LIBERALISMO, DEMOCRACIA E DITADURA DOS MERCADOS


Norberto Bobbio
O filósofo político italiano Norberto Bobbio (1909-2004) dizia que liberalismo e democracia não são conceitos per se interdependentes, como se costuma pensar: um Estado liberal não é necessariamente democrático e um governo democrático não gera, obrigatoriamente, um Estado liberal. Isso porque, ensinava Bobbio, enquanto o ideal fundamental do primeiro é limitar o poder, o do segundo é distribuir o poder. 


Até mesmo o objetivo liberal de um “Estado limitado” tem dois sentidos e duas fases distintas: primeiro, como limitação dos poderes políticos (o Estado de Direito) na luta contra o absolutismo; depois, como redução das funções estatais, principalmente econômicas (o Estado mínimo). Neste último caso, busca-se à renúncia da intervenção do Estado na economia, deixando atuar a “mão invisível” do mercado. É aquilo que Bobbio chama de vertente “liberista” do liberalismo, também conhecido como “neoliberalismo”, cujos papas foram Hayek, Von Mises e Friedman e os executores Margaret Thatcher e Ronald Reagan.


Segundo Bobbio, se foi correta a luta liberal contra o Estado paternalista (seja ele monarquia absolutista, ditadura ou totalitarismo), esta já não o é contra o Estado do bem-estar social (o Welfare State), devido ao fato de que este tipo de Estado – que busca criar empregos e subordinar o capital às necessidades da sociedade – é criação dos governos democráticos e seu desenvolvimento está intimamente relacionado ao desenvolvimento da democracia. O Welfare State foi, ao mesmo tempo, uma resposta ao desafio representado do comunismo e pelo crescimento do movimento operário organizado – socialistas e comunistas – no Ocidente.


Thatcher e Pinochet: eles falavam a mesma língua
Com o colapso do comunismo, contudo, o liberalismo clássico deu lugar ao liberismo, que se concentrou na luta pela economia de mercado e pela liberdade econômica. Com isso, o liberalismo abandonou a doutrina do Estado de Direito para fazer a mera defesa da necessidade do “Estado mínimo”. E, a fim de alcançar este último, o Estado de Direito nem sempre é necessário; veja-se, por exemplo, o apoio dos neoliberais à ditadura de Pinochet no Chile.    

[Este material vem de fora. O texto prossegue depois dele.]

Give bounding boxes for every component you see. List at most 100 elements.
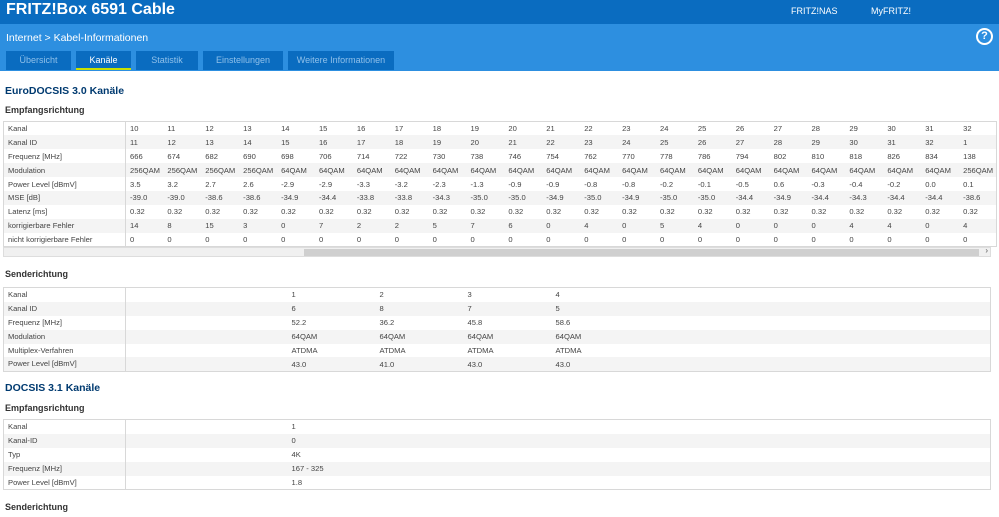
table-cell: 778 [659,151,673,161]
table-cell: 690 [243,151,256,161]
table-cell: 64QAM [925,165,951,175]
table-cell: 0.32 [887,207,903,217]
table-cell: 7 [470,221,475,231]
table-cell: -0.5 [735,179,749,189]
table-cell: 0 [167,234,172,244]
table-cell: -39.0 [167,193,185,203]
myfritz-link[interactable]: MyFRITZ! [871,6,911,16]
table-cell: 28 [811,124,820,134]
row-label-text: Modulation [4,329,126,344]
tab-einstellungen[interactable]: Einstellungen [203,51,283,70]
table-cell: 16 [356,124,366,134]
table-cell: 0.1 [963,179,974,189]
chevron-right-icon: > [44,32,51,44]
table-cell: 27 [773,124,783,134]
table-cell: 32 [963,124,972,134]
docsis30-heading: EuroDOCSIS 3.0 Kanäle [5,85,125,97]
tab-statistik[interactable]: Statistik [136,51,198,70]
table-cell: 30 [849,137,858,147]
table-cell: 13 [243,124,252,134]
table-row: Power Level [dBmV] 1.8 [4,475,991,490]
table-cell: 256QAM [205,165,236,175]
table-cell: 43.0 [291,359,307,369]
table-cell: 0 [963,234,968,244]
table-cell: 0.32 [963,207,978,217]
table-cell: 29 [811,137,820,147]
table-cell: -35.0 [470,193,488,203]
docsis31-heading: DOCSIS 3.1 Kanäle [5,382,101,394]
row-label: Kanal [4,288,288,302]
row-label-text: Kanal [4,420,126,434]
help-icon[interactable]: ? [976,28,993,45]
table-cell: 0 [622,221,627,231]
table-cell: 4K [291,450,301,460]
table-cell: 0 [130,234,135,244]
table-cell: 30 [887,124,896,134]
table-cell: 0 [243,234,248,244]
table-cell: -38.6 [243,193,261,203]
tab-kanaele[interactable]: Kanäle [76,51,131,70]
table-row: Kanal-ID 0 [3,433,991,448]
docsis30-downstream-table: Kanal 10 11 12 13 14 15 16 17 18 19 20 21 22 23 24 25 26 2… [3,121,998,248]
horizontal-scrollbar[interactable]: › [3,246,991,257]
table-cell: 5 [659,221,665,231]
table-cell: 826 [887,151,900,161]
table-cell: 14 [281,124,290,134]
table-cell: 64QAM [584,165,610,175]
table-cell: 32 [925,137,934,147]
table-row: Kanal ID 6 8 7 5 [3,301,991,316]
fritz-nas-link[interactable]: FRITZ!NAS [791,6,838,16]
table-cell: 31 [925,124,934,134]
table-cell: 0 [508,234,513,244]
table-row: nicht korrigierbare Fehler 0 0 0 0 0 0 0 0 0 0 0 0 0 0… [3,232,997,247]
table-cell: 0 [470,234,475,244]
table-cell: 64QAM [508,165,535,175]
table-cell: 0 [925,221,930,231]
scroll-right-icon[interactable]: › [985,246,988,255]
table-cell: 64QAM [887,165,914,175]
table-cell: -34.4 [925,193,943,203]
row-label: Kanal [3,121,126,136]
tab-bar: Übersicht Kanäle Statistik Einstellungen… [6,51,394,70]
table-cell: -34.9 [773,193,791,203]
table-cell: -39.0 [130,193,148,203]
table-cell: 64QAM [811,165,838,175]
table-cell: 20 [508,124,517,134]
table-cell: 8 [167,221,172,231]
table-cell: 15 [318,124,328,134]
row-label: Frequenz [MHz] [3,149,126,164]
row-label: Kanal ID [4,301,288,316]
table-cell: 0 [546,234,551,244]
table-cell: 256QAM [963,165,994,175]
table-cell: 29 [849,124,858,134]
table-cell: 0 [811,221,816,231]
table-cell: 0.32 [470,207,486,217]
scrollbar-thumb[interactable] [304,249,979,256]
table-cell: 682 [205,151,218,161]
table-cell: 0 [811,234,816,244]
app-title: FRITZ!Box 6591 Cable [6,1,175,18]
table-cell: 8 [379,304,384,314]
table-row: Kanal 1 2 3 4 [4,288,991,302]
breadcrumb-internet[interactable]: Internet [6,32,42,44]
table-cell: -0.8 [622,179,636,189]
table-cell: -0.3 [811,179,825,189]
table-cell: 256QAM [130,165,160,175]
row-label: Power Level [dBmV] [4,357,288,372]
table-cell: 3.2 [167,179,178,189]
table-cell: 52.2 [291,318,307,328]
table-cell: -34.9 [546,193,564,203]
tab-weitere-informationen[interactable]: Weitere Informationen [288,51,394,70]
table-cell: 0 [773,221,778,231]
table-cell: 43.0 [467,359,483,369]
table-cell: 16 [318,137,328,147]
table-cell: 0.0 [925,179,936,189]
table-row: MSE [dB] -39.0 -39.0 -38.6 -38.6 -34.9 -34.4 -3… [3,190,997,205]
table-row: Power Level [dBmV] 43.0 41.0 43.0 43.0 [3,357,991,372]
table-cell: 43.0 [555,359,571,369]
row-label: Kanal ID [3,135,126,150]
tab-uebersicht[interactable]: Übersicht [6,51,71,70]
table-cell: 0.32 [697,207,713,217]
docsis30-upstream-table: Kanal 1 2 3 4 Kanal ID 6 8 7 5 Frequenz [MHz] 52.2 3… [3,287,991,373]
table-cell: -33.8 [394,193,413,203]
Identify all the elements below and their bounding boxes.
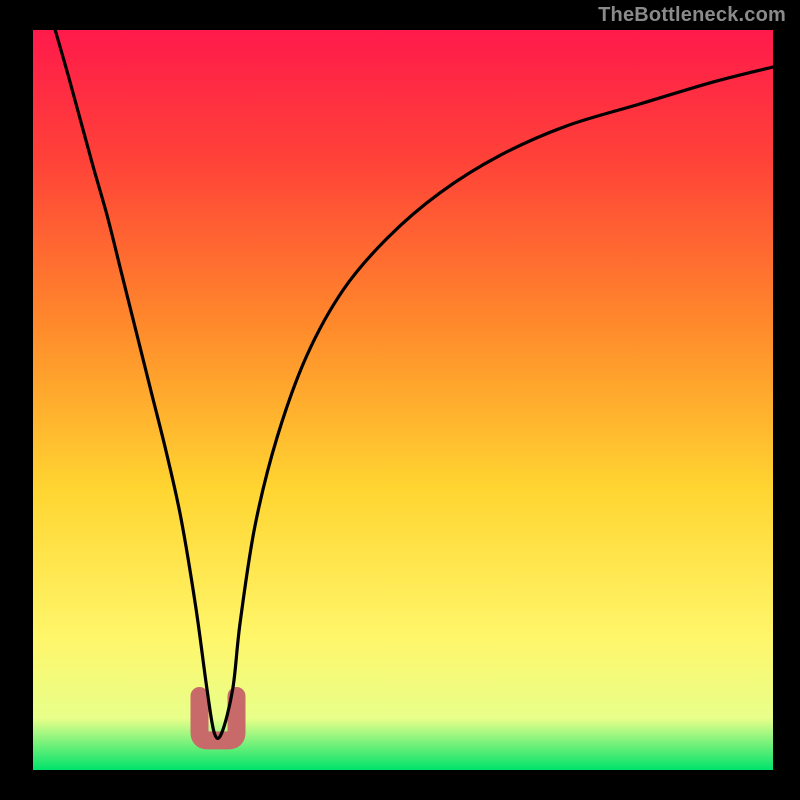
watermark-text: TheBottleneck.com xyxy=(598,4,786,27)
gradient-background xyxy=(33,30,773,770)
chart-svg xyxy=(33,30,773,770)
chart-frame: TheBottleneck.com xyxy=(0,0,800,800)
plot-area xyxy=(33,30,773,770)
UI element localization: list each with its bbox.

Então, depois de derrotar o Welfare State, com a social-democracia sucumbindo ao canto de sereia neoliberal, os liberistas entraram em choque frontal com a própria democracia. A solução neoliberal para a redução das tensões existentes entre mercado e democracia se dá “cortando as unhas da segunda e deixando o primeiro com todas as garras afiadas”, nas palavras de Bobbio. Chegamos, pois, à era da “ditadura dos mercados”. 


Isso está mais claro hoje na Europa. Na Itália e na Grécia, os “mercados” – leia-se FMI e o Banco Central Europeu e a Comissão Europeia – impuseram governos “técnicos” para levar adiante pacotes de arrocho fiscal. Oito governos já caíram por causa da crise – tanto “socialistas” como José Luiz Zapatero (Espanha) e José Sócrates (Portugal) quanto conservadores como Nicolas Sarkozy (França). Mas os novos governantes eleitos continuaram insistindo – às vezes até aumentando a dose – na fórmula recessiva de seus antecessores. E agora, na Grécia, os dois grandes partidos que defendem a política de austeridade – Nova Democracia e Pasok – não conseguiram fazer maioria e o país está vivendo um impasse político.

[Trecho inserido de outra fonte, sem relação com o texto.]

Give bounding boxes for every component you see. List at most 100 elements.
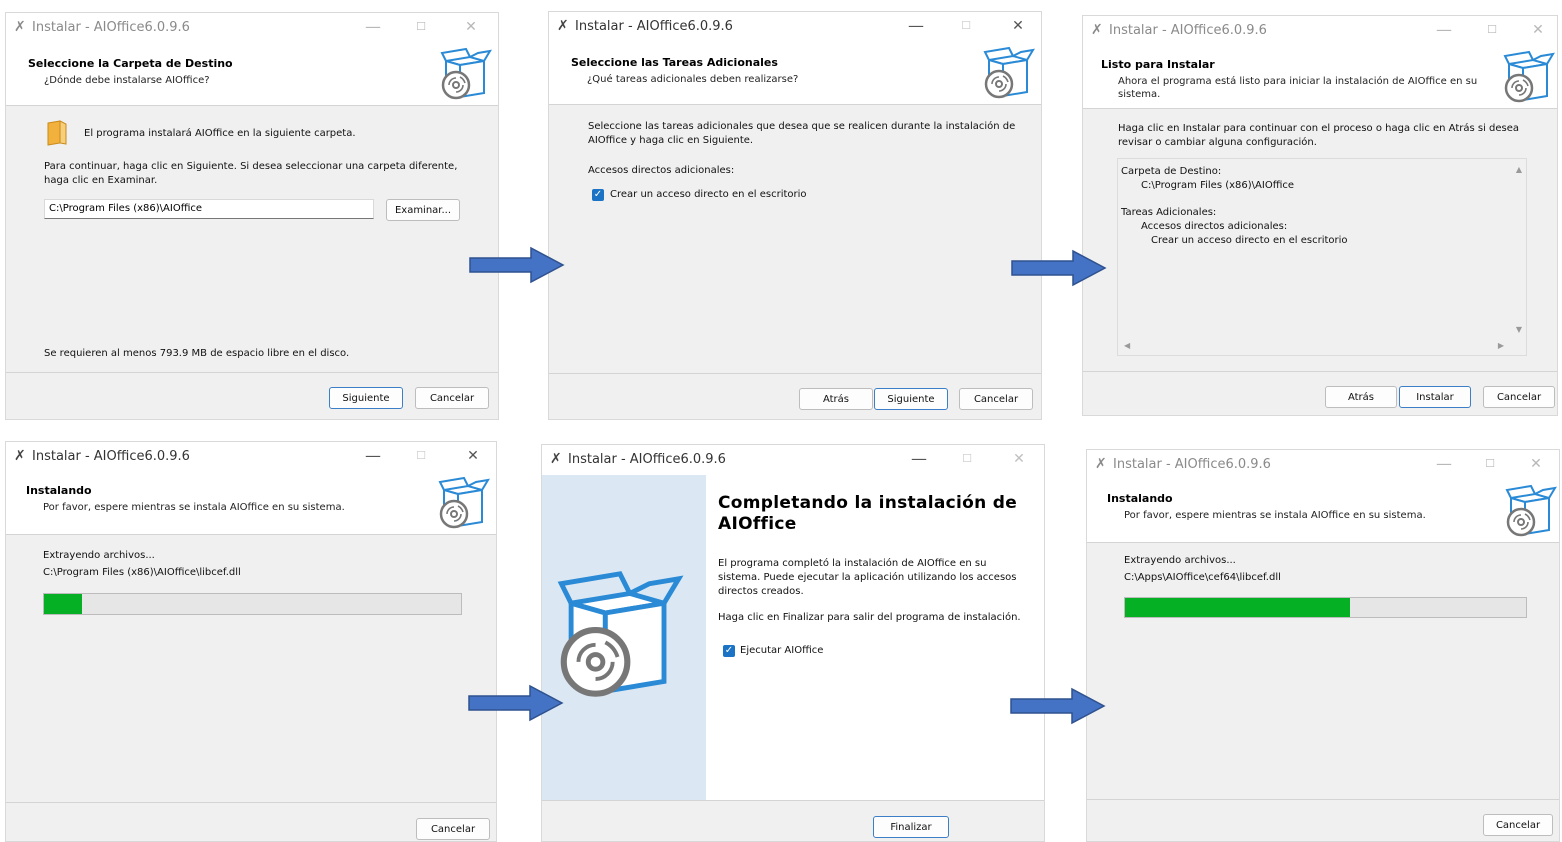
close-button[interactable]: ✕ — [1005, 15, 1031, 37]
installer-window-destination: ✗ Instalar - AIOffice6.0.9.6 — ☐ ✕ Selec… — [5, 12, 499, 420]
close-button[interactable]: ✕ — [1006, 448, 1032, 470]
finish-heading-line-1: Completando la instalación de — [718, 493, 1018, 513]
scroll-down-arrow-icon[interactable]: ▼ — [1516, 325, 1522, 334]
summary-line: Crear un acceso directo en el escritorio — [1151, 235, 1348, 246]
install-button[interactable]: Instalar — [1399, 386, 1471, 408]
minimize-button[interactable]: — — [1431, 453, 1457, 475]
window-title: Instalar - AIOffice6.0.9.6 — [32, 20, 190, 35]
minimize-button[interactable]: — — [903, 15, 929, 37]
wizard-header: Seleccione las Tareas Adicionales ¿Qué t… — [549, 42, 1041, 105]
flow-arrow-right-icon — [468, 246, 566, 284]
installer-window-installing: ✗ Instalar - AIOffice6.0.9.6 — ☐ ✕ Insta… — [5, 441, 497, 842]
cancel-button[interactable]: Cancelar — [1483, 814, 1553, 836]
current-file-text: C:\Apps\AIOffice\cef64\libcef.dll — [1124, 572, 1281, 583]
cancel-button[interactable]: Cancelar — [415, 387, 489, 409]
close-button[interactable]: ✕ — [460, 445, 486, 467]
scroll-up-arrow-icon[interactable]: ▲ — [1516, 165, 1522, 174]
finish-heading-line-2: AIOffice — [718, 514, 797, 534]
wizard-header: Instalando Por favor, espere mientras se… — [6, 472, 496, 535]
summary-line: Carpeta de Destino: — [1121, 166, 1222, 177]
finish-button[interactable]: Finalizar — [873, 816, 949, 838]
close-button[interactable]: ✕ — [1523, 453, 1549, 475]
header-title: Seleccione las Tareas Adicionales — [571, 56, 778, 69]
intro-line-2: AIOffice y haga clic en Siguiente. — [588, 135, 754, 146]
footer-bar — [542, 800, 1044, 841]
maximize-button[interactable]: ☐ — [953, 15, 979, 37]
run-app-label[interactable]: Ejecutar AIOffice — [740, 644, 823, 658]
wizard-header: Instalando Por favor, espere mientras se… — [1087, 480, 1559, 543]
minimize-button[interactable]: — — [360, 445, 386, 467]
next-button[interactable]: Siguiente — [329, 387, 403, 409]
app-icon: ✗ — [550, 451, 562, 467]
status-text: Extrayendo archivos... — [43, 550, 155, 561]
window-title: Instalar - AIOffice6.0.9.6 — [575, 19, 733, 34]
title-bar: ✗ Instalar - AIOffice6.0.9.6 — ☐ ✕ — [1083, 16, 1557, 46]
maximize-button[interactable]: ☐ — [408, 16, 434, 38]
status-text: Extrayendo archivos... — [1124, 555, 1236, 566]
current-file-text: C:\Program Files (x86)\AIOffice\libcef.d… — [43, 567, 241, 578]
summary-line: Tareas Adicionales: — [1121, 207, 1217, 218]
desktop-shortcut-label[interactable]: Crear un acceso directo en el escritorio — [610, 188, 807, 202]
close-button[interactable]: ✕ — [458, 16, 484, 38]
browse-button[interactable]: Examinar... — [386, 199, 460, 221]
back-button[interactable]: Atrás — [1325, 386, 1397, 408]
installer-window-tasks: ✗ Instalar - AIOffice6.0.9.6 — ☐ ✕ Selec… — [548, 11, 1042, 420]
title-bar: ✗ Instalar - AIOffice6.0.9.6 — ☐ ✕ — [549, 12, 1041, 42]
destination-path-input[interactable]: C:\Program Files (x86)\AIOffice — [44, 199, 374, 219]
app-icon: ✗ — [557, 18, 569, 34]
instructions-line-2: haga clic en Examinar. — [44, 175, 158, 186]
cancel-button[interactable]: Cancelar — [1483, 386, 1555, 408]
installer-window-installing-2: ✗ Instalar - AIOffice6.0.9.6 — ☐ ✕ Insta… — [1086, 449, 1560, 842]
close-button[interactable]: ✕ — [1525, 19, 1551, 41]
wizard-header: Listo para Instalar Ahora el programa es… — [1083, 46, 1557, 109]
flow-arrow-right-icon — [467, 684, 565, 722]
install-progress-bar — [43, 593, 462, 615]
finish-text-line-3: directos creados. — [718, 586, 804, 597]
flow-arrow-right-icon — [1010, 249, 1108, 287]
app-icon: ✗ — [14, 19, 26, 35]
finish-text-line-2: sistema. Puede ejecutar la aplicación ut… — [718, 572, 1017, 583]
footer-divider — [1087, 799, 1559, 800]
next-button[interactable]: Siguiente — [874, 388, 948, 410]
cancel-button[interactable]: Cancelar — [416, 818, 490, 840]
title-bar: ✗ Instalar - AIOffice6.0.9.6 — ☐ ✕ — [1087, 450, 1559, 480]
header-title: Instalando — [26, 484, 92, 497]
header-title: Instalando — [1107, 492, 1173, 505]
shortcuts-group-label: Accesos directos adicionales: — [588, 165, 735, 176]
window-title: Instalar - AIOffice6.0.9.6 — [1113, 457, 1271, 472]
wizard-side-panel — [542, 475, 706, 800]
run-app-checkbox[interactable]: ✓ — [723, 645, 735, 657]
instructions-line-1: Para continuar, haga clic en Siguiente. … — [44, 161, 458, 172]
back-button[interactable]: Atrás — [799, 388, 873, 410]
maximize-button[interactable]: ☐ — [954, 448, 980, 470]
header-subtitle: ¿Qué tareas adicionales deben realizarse… — [587, 74, 799, 85]
minimize-button[interactable]: — — [360, 16, 386, 38]
maximize-button[interactable]: ☐ — [1479, 19, 1505, 41]
disk-space-text: Se requieren al menos 793.9 MB de espaci… — [44, 348, 350, 359]
software-box-large-icon — [556, 569, 684, 701]
intro-line-2: revisar o cambiar alguna configuración. — [1118, 137, 1317, 148]
footer-divider — [6, 372, 498, 373]
cancel-button[interactable]: Cancelar — [959, 388, 1033, 410]
maximize-button[interactable]: ☐ — [1477, 453, 1503, 475]
progress-fill — [1125, 598, 1350, 617]
footer-divider — [1083, 371, 1557, 372]
installer-window-ready: ✗ Instalar - AIOffice6.0.9.6 — ☐ ✕ Listo… — [1082, 15, 1558, 416]
install-progress-bar — [1124, 597, 1527, 618]
summary-line: C:\Program Files (x86)\AIOffice — [1141, 180, 1295, 191]
title-bar: ✗ Instalar - AIOffice6.0.9.6 — ☐ ✕ — [542, 445, 1044, 475]
minimize-button[interactable]: — — [906, 448, 932, 470]
header-subtitle-line-1: Ahora el programa está listo para inicia… — [1118, 76, 1478, 87]
minimize-button[interactable]: — — [1431, 19, 1457, 41]
scroll-left-arrow-icon[interactable]: ◀ — [1124, 341, 1130, 350]
scroll-right-arrow-icon[interactable]: ▶ — [1498, 341, 1504, 350]
summary-memo[interactable]: Carpeta de Destino: C:\Program Files (x8… — [1117, 158, 1527, 356]
header-subtitle-line-2: sistema. — [1118, 89, 1161, 100]
desktop-shortcut-checkbox[interactable]: ✓ — [592, 189, 604, 201]
app-icon: ✗ — [1095, 456, 1107, 472]
title-bar: ✗ Instalar - AIOffice6.0.9.6 — ☐ ✕ — [6, 13, 498, 43]
intro-line-1: Haga clic en Instalar para continuar con… — [1118, 123, 1520, 134]
maximize-button[interactable]: ☐ — [408, 445, 434, 467]
header-subtitle: Por favor, espere mientras se instala AI… — [43, 502, 345, 513]
app-icon: ✗ — [14, 448, 26, 464]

Ninguém foi mais claro do que Mário Draghi, presidente do Banco Central Europeu: “O modelo social europeu está morto e quem tentar reverter a redução dos orçamentos sociais será imediatamente punido pelos mercados. O Pacto Orçamentário Europeu é um enorme avanço, porque graças a ele os Estados perdem um parte de sua soberania nacional”.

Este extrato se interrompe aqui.